The victims’ names were listed on a chalkboard inside the cavernous hangar where an unlikely nonprofit organization called Skateistan, established here five years ago, melds skateboarding, the arts and education for some of Afghanistan’s poorest children.
No coalition troops or foreigners were killed in Saturday’s attack, but the loss of the children has resonated among Americans and other Westerners. These, after all, were the very sort of children that the 11-year war has been waged to protect and uplift.
The children supported their families by selling chewing gum, scarves and trinkets to military personnel, diplomats and aid workers in Kabul’s well-fortified international zone. Some called them beggars and urchins, but at Skateistan they were success stories.
“They were all my students — Khorshid, Nawaz, Mohammed Esa, Parwana,” Skateistan education coordinator Benafsha Tasmim, her voice catching and eyes moist, said Thursday. She recalled how the children, ranging in age from 8 to 17, bonded over a distinctly American sport in a country savaged by an Islamist insurgency.
“Most of these kids spend all their days on the street,” said Tasmim, 23, who has a degree in psychology. “Here they made a little society for themselves.”
Skating wasn’t just about fun: It built the children’s self-confidence. And Skateistan, founded by an Australian skateboarder and now operating in several other nations, exposed them to a world of new ideas, where education mattered and boys and girls were equals.
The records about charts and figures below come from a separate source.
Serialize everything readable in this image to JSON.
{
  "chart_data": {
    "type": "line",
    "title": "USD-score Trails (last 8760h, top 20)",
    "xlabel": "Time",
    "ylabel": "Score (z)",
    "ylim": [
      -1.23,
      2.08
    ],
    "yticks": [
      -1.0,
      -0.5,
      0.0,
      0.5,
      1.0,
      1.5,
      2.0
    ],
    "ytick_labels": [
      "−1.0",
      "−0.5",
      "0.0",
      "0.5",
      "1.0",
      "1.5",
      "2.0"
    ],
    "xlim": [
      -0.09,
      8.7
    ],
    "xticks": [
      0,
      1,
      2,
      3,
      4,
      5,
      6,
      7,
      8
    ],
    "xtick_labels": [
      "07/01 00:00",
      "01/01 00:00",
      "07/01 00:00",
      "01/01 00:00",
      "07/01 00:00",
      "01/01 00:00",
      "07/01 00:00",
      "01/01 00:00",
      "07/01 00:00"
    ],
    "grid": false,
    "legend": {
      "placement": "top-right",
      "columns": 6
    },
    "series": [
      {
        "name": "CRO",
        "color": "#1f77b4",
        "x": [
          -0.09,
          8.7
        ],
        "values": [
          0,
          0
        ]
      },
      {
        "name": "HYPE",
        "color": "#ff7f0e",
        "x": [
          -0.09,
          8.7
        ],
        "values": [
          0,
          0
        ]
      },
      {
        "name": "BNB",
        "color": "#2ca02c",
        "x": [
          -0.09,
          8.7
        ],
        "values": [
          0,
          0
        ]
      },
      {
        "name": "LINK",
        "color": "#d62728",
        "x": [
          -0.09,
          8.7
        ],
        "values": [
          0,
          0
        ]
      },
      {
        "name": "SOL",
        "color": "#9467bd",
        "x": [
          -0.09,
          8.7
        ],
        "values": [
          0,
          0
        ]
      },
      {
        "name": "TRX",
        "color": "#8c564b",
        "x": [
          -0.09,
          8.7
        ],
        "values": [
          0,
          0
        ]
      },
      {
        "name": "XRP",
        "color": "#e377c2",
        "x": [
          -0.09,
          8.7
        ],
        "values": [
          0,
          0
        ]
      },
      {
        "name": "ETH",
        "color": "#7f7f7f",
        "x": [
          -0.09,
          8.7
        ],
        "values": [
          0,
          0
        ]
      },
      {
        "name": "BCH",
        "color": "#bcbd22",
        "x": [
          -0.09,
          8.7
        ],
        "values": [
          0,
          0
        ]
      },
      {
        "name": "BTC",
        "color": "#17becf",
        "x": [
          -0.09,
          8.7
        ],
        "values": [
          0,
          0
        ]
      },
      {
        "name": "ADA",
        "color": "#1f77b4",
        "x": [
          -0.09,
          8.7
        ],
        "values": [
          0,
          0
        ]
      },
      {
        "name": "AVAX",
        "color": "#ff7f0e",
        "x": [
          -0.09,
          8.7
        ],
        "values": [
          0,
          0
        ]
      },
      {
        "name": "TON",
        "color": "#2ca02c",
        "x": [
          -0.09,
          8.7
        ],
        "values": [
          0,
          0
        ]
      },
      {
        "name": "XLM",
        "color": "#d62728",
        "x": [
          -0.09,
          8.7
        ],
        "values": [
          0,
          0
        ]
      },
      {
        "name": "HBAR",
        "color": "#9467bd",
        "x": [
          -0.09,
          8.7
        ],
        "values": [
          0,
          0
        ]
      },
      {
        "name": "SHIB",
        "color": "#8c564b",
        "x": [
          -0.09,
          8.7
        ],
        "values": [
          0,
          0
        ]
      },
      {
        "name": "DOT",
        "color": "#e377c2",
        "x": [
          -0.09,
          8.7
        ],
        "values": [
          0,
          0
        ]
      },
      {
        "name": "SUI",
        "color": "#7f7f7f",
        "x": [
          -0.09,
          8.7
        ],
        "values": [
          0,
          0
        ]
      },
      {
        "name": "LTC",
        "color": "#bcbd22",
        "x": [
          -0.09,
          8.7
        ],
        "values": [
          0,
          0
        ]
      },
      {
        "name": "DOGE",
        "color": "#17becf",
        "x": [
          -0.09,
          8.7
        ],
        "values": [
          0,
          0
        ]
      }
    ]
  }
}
“It gave them goals,” Tasmim said. “It gave them hope for the future.”
On Saturday, the forces of progressive and regressive Afghanistan collided on a street that houses embassies, intelligence services and other foreign outposts. An intruder — a boy of 14 or 15, carrying a backpack — made his way onto the turf held by the scrappy Skateistan crew.
The Taliban later asserted responsibility for dispatching the bomber, but claimed that he was much older. Kabul police said Thursday that they believe he was almost 16,
but they did not release his identity and had not determined his target.
Accounts vary about what happened that morning, but by most tellings there was an altercation. The street children thought the boy was horning in on their vending business. During the ensuing tussle, he detonated his explosives — about 150 feet from the blast-wall-protected headquarters of the NATO-backed International Security Assistance Force.